5.      Dilarang menempuh usaha yang haram, seperti melalui kegiatan riba, perjudian, mencuri, merampok dan melalui cara-cara yang batil.[3]

1.         Kepemilikan Harta dalam Islam
Islam mencakup sekumpulan prinsip dan doktrin yang memedomani dan mengatur hubungan seorang muslim dengan Tuhan dan masyarakat. Dalam hal ini, Islam bukan hanya layanan Tuhan seperti halnya agama Yahudi dan Nasrani, tetapi juga menyatukan aturan perilaku yang mengatur dan mengorganisir umat manusia baik dalam kehidupan spiritual maupun material.
Al-Qur’an mengulang lebih dari dua puluh kali bahwa segala sesuatu adalah milik Allah.
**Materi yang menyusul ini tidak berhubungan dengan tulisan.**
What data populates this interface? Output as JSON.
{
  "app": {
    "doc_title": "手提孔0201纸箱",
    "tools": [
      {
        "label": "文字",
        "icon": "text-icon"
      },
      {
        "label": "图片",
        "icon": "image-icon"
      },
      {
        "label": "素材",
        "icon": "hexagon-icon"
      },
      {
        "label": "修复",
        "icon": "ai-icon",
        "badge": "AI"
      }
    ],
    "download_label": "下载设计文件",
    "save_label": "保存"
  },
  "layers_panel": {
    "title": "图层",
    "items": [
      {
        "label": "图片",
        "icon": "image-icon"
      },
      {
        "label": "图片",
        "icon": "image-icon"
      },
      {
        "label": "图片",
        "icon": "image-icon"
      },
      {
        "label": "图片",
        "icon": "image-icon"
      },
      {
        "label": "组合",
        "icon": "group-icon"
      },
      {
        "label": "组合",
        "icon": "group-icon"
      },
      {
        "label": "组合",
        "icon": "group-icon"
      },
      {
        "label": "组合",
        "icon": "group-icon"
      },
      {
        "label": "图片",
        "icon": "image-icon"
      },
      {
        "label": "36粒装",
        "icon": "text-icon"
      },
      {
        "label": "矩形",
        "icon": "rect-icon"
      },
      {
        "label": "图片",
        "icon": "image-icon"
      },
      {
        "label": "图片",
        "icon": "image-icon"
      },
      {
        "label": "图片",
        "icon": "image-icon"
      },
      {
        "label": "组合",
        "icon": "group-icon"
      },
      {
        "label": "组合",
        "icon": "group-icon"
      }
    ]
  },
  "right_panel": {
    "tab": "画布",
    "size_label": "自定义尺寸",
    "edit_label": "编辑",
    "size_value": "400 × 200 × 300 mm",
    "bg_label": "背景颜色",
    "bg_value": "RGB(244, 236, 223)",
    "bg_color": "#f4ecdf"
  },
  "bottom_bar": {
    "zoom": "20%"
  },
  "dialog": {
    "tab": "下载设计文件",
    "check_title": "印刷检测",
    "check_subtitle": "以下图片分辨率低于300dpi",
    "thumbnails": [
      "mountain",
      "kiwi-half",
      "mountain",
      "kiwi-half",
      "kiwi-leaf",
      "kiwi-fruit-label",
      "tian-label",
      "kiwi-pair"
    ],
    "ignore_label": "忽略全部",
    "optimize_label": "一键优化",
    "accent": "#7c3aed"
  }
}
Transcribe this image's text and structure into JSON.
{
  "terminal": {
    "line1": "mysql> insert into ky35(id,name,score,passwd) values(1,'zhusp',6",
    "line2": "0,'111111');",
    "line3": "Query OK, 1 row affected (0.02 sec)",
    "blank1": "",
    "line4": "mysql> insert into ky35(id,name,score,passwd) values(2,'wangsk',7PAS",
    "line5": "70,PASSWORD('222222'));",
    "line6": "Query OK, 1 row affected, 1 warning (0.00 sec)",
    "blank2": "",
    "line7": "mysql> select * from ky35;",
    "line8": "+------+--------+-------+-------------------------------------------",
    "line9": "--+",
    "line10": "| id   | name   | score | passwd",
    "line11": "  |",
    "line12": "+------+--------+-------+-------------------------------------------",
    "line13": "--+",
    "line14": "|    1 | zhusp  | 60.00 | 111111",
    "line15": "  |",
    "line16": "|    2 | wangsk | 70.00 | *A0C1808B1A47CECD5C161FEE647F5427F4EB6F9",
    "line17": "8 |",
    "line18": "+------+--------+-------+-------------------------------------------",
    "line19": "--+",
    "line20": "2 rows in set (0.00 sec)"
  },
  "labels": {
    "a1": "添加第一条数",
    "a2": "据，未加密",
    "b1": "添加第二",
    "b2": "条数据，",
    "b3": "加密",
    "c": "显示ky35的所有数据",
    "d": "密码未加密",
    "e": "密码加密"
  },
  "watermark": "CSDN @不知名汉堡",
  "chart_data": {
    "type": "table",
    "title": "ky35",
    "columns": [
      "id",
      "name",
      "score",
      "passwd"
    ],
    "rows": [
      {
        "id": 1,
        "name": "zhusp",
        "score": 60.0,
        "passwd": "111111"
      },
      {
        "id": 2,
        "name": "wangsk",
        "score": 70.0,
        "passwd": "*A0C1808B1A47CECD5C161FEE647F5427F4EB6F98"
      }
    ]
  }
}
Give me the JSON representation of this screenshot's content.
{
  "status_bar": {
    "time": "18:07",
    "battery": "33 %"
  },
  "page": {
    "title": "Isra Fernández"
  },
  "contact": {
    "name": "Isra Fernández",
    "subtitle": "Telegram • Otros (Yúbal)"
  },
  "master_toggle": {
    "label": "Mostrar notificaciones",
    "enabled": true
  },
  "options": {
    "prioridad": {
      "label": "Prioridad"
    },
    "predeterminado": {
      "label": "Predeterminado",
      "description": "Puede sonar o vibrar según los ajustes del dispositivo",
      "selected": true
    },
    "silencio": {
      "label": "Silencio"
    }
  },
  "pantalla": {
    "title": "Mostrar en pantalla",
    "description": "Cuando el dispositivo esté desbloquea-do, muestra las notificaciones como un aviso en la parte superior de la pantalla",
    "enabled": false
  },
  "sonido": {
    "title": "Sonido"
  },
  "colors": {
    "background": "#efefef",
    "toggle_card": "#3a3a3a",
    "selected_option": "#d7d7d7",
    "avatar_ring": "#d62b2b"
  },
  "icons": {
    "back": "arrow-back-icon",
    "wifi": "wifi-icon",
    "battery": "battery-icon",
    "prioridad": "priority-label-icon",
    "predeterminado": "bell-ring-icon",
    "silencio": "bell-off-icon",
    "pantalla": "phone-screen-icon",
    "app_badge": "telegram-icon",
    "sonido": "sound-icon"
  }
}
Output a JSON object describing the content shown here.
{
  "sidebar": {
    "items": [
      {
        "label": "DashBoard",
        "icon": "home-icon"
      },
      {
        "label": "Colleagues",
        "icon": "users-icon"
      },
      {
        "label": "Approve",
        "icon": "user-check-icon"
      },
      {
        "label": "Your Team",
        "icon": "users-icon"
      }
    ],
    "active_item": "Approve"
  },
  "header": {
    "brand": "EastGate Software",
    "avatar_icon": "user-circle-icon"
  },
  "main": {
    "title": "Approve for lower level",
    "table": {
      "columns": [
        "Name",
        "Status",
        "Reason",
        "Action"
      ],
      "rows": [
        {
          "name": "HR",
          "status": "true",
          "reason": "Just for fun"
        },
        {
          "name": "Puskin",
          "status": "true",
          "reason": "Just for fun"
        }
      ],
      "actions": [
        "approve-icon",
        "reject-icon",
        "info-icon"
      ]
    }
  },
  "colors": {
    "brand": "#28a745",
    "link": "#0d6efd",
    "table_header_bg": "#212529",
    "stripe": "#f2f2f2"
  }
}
Salah satunya terdapat dalam surat Al-Hadid  ayat 5 Allah berfirman:
 
kepunyaan-Nya-lah kerajaan langit dan bumi. dan kepada Allah-lah dikembalikan segala urusan. (Al-Hadid : 5).

Kepemilikan dan otoritas di dunia ini didelegasikan datau diamanahkan kepada manusia sebagai khalifatullah. Allah berfirman:

Dan ingatlah ketika Tuhanmu berfirman kepada Para Malaikat: "Sesungguhnya aku hendak menjadikan seorang khalifah di muka bumi."  (QS. Al-Baqarah : 29-30)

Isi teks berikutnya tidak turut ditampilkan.